Otra línea de acción consistiría en solicitar un rescate en el futuro, pero esto no atacaría las causas fundamentales del débil crecimiento, y constituiría una distracción que agravaría la situación. Más financiación significaría más deuda y más intereses a devolver, lo que mantendría alta la prima de riesgo soberano -como la experiencia irlandesa nos demuestra-, reduciendo nuestra capacidad para financiar la economía y empeorando las perspectivas de crecimiento. Además, un rescate no eliminaría el riesgo de impago soberano del Gobierno. ¿Qué pasará cuando, como sostienen algunos analistas, el rescate de Irlanda requiera más de los 85.000 millones obtenidos, una cifra demasiado pequeña para evitar la insolvencia cuando, dentro de unos años, se tenga que rembolsar dicha deuda? En España, un rescate eficaz requeriría un programa de ajuste con reformas estructurales y fiscales pendientes. Por ello, lo prudente sería acceder a un rescate limitado pero con bastante ajuste. Así, una ayuda escasa evitaría endeudarnos demasiado, y haría políticamente más soportables las condiciones de ajuste, al venir impuestas desde fuera.

Aunque en términos

macro-económicos no necesitamos, por ahora, un rescate, las elevadas necesidades de capitalización de la banca (70.000-120.000 millones) y la transformación de 180.000 millones de euros en activos bancarios de dudosa solvencia en un futuro cercano, son argumentos que pesan en las decisiones del inversor. Estas cautelas elevan la prima de riesgo y el coste de la financiación, y ponen en peligro nuestros fundamentos macroeconómicos y las expectativas de recuperación. El mejor modo de combatirlas consistiría en recuperar la reputación y la credibilidad. ¿Qué nos ayudaría a recuperar la credibilidad? Una parte nos atañe a nosotros, y otra, a la UE y al dueto franco-alemán. La Cumbre Europea del 16-17 de diciembre ha sido una ocasión perdida. La Unión Europea no ha dado un impulso político para avanzar hacia una mayor integración fiscal que, al final, terminase desembocando en un presupuesto federal. Así, cuando se produjese una perturbación macroeconómica asimétrica serían posibles transferencias de renta desde las zonas/países en expansión hacia las zonas/países deprimidos, como ocurre con California con respecto al presupuesto federal de Estados Unidos.

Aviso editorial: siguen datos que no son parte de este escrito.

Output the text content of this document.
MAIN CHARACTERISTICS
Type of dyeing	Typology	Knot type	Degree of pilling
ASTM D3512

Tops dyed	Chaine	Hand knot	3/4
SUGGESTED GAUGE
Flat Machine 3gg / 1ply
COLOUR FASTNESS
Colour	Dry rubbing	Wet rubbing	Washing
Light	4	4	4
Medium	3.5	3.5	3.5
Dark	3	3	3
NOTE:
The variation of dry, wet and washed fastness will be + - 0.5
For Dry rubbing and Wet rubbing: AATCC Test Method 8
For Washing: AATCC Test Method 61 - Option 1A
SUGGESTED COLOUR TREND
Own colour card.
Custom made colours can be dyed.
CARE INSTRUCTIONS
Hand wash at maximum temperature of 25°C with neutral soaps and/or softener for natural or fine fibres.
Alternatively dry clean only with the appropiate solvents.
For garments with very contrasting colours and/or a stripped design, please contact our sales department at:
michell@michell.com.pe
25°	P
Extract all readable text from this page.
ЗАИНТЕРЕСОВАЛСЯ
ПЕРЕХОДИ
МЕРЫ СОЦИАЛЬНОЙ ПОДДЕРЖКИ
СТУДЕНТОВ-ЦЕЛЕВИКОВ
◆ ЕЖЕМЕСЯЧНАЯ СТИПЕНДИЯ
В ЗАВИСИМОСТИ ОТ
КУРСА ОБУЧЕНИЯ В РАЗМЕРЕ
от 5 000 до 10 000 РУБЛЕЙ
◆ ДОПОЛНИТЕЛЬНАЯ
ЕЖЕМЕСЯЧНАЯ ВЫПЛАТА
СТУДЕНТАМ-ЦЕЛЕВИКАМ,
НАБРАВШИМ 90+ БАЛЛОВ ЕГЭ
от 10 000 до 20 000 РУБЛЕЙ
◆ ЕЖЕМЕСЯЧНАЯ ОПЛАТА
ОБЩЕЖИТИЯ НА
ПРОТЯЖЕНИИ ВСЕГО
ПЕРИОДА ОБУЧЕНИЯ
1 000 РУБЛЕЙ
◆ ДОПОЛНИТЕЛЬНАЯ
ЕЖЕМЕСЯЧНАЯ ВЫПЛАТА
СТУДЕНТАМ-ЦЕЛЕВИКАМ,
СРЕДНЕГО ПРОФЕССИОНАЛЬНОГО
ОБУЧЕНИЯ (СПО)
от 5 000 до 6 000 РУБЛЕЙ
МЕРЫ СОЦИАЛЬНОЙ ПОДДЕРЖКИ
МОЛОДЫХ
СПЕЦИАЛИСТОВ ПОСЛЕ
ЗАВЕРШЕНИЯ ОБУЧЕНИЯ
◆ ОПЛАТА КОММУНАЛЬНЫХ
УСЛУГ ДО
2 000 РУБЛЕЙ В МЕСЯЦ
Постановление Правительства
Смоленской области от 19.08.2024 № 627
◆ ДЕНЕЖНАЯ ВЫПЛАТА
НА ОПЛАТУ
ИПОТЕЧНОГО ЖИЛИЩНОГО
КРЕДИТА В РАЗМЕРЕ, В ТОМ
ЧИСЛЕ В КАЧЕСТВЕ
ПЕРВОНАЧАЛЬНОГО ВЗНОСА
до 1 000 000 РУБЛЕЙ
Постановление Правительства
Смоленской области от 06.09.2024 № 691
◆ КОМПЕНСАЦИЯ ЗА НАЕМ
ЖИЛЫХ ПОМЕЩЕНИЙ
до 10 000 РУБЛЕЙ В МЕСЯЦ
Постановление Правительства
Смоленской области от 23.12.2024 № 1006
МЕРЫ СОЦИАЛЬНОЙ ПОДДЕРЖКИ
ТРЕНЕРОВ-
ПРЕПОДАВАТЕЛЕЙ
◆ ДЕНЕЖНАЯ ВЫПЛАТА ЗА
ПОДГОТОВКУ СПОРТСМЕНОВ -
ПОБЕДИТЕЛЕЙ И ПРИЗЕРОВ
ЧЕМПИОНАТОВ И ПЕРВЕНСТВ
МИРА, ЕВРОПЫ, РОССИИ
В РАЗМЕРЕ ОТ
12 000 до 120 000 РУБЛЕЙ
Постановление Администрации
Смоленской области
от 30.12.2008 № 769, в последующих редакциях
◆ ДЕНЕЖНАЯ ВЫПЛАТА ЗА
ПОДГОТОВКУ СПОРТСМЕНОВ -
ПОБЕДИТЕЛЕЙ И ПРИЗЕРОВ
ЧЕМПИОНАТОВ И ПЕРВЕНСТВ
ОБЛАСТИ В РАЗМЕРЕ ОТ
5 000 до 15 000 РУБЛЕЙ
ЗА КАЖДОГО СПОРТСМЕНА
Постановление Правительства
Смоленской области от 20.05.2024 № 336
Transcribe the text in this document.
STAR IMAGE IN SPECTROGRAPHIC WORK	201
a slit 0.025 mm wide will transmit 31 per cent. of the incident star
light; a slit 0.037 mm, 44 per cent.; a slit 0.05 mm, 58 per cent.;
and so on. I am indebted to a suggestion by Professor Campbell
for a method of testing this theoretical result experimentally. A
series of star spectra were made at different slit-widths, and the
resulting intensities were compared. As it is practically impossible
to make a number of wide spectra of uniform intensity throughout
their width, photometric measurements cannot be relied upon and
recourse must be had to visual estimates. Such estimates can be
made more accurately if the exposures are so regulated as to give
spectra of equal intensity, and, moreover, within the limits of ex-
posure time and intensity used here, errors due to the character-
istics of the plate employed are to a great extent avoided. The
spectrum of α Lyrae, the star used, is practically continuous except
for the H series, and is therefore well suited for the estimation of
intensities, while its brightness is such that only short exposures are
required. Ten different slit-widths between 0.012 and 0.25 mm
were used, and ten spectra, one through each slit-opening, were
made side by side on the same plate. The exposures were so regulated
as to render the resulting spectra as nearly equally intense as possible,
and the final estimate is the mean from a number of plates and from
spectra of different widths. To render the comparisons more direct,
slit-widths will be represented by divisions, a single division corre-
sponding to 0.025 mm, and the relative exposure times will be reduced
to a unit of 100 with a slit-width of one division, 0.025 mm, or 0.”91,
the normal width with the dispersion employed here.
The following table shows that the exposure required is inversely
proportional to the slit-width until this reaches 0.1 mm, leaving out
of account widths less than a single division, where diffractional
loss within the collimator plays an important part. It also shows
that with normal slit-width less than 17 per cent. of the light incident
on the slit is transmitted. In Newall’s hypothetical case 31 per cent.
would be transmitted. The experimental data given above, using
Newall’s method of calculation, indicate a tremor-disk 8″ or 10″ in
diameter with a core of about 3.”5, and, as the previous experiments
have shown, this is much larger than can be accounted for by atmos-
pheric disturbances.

El coste de salir del euro es tan exorbitante para los que salgan como para los que se queden. Por eso, el dueto franco-alemán debe valorar hasta qué punto les conviene poner en peligro al euro. ¿De dónde obtiene Alemania su superávit exterior? ¿Cuánto sufrirían los bancos alemanes o franceses si España o Italia se declarasen insolventes? Los bancos franceses, por ejemplo, están muy expuestos con Italia. Tensar en exceso la cuerda, bloqueando la propuesta de eurobonos o subestimando el tamaño del fondo de rescate, podría no ser muy racional y elevar el rendimiento de los bonos alemanes o franceses. ¿Debemos seguir dejando la federalización de Europa en manos de los mercados financieros, o recuperarla para el ámbito de la política?

Al Gobierno le incumbe trabajar con la máxima transparencia y reconstruir su reputación, anunciar públicamente el calendario de reformas, demostrar con hechos su determinación para acabar con políticas espasmódicas y establecer una estrategia de crecimiento, ambiciosa pero creíble, que arranque por las exportaciones. Yerra cuando, en sus previsiones para 2011, fía la reducción del déficit público a la reactivación del consumo privado, porque la secuencia habitual del ciclo se manifiesta primero a través de las exportaciones, después la inversión y, solo al final, el consumo privado.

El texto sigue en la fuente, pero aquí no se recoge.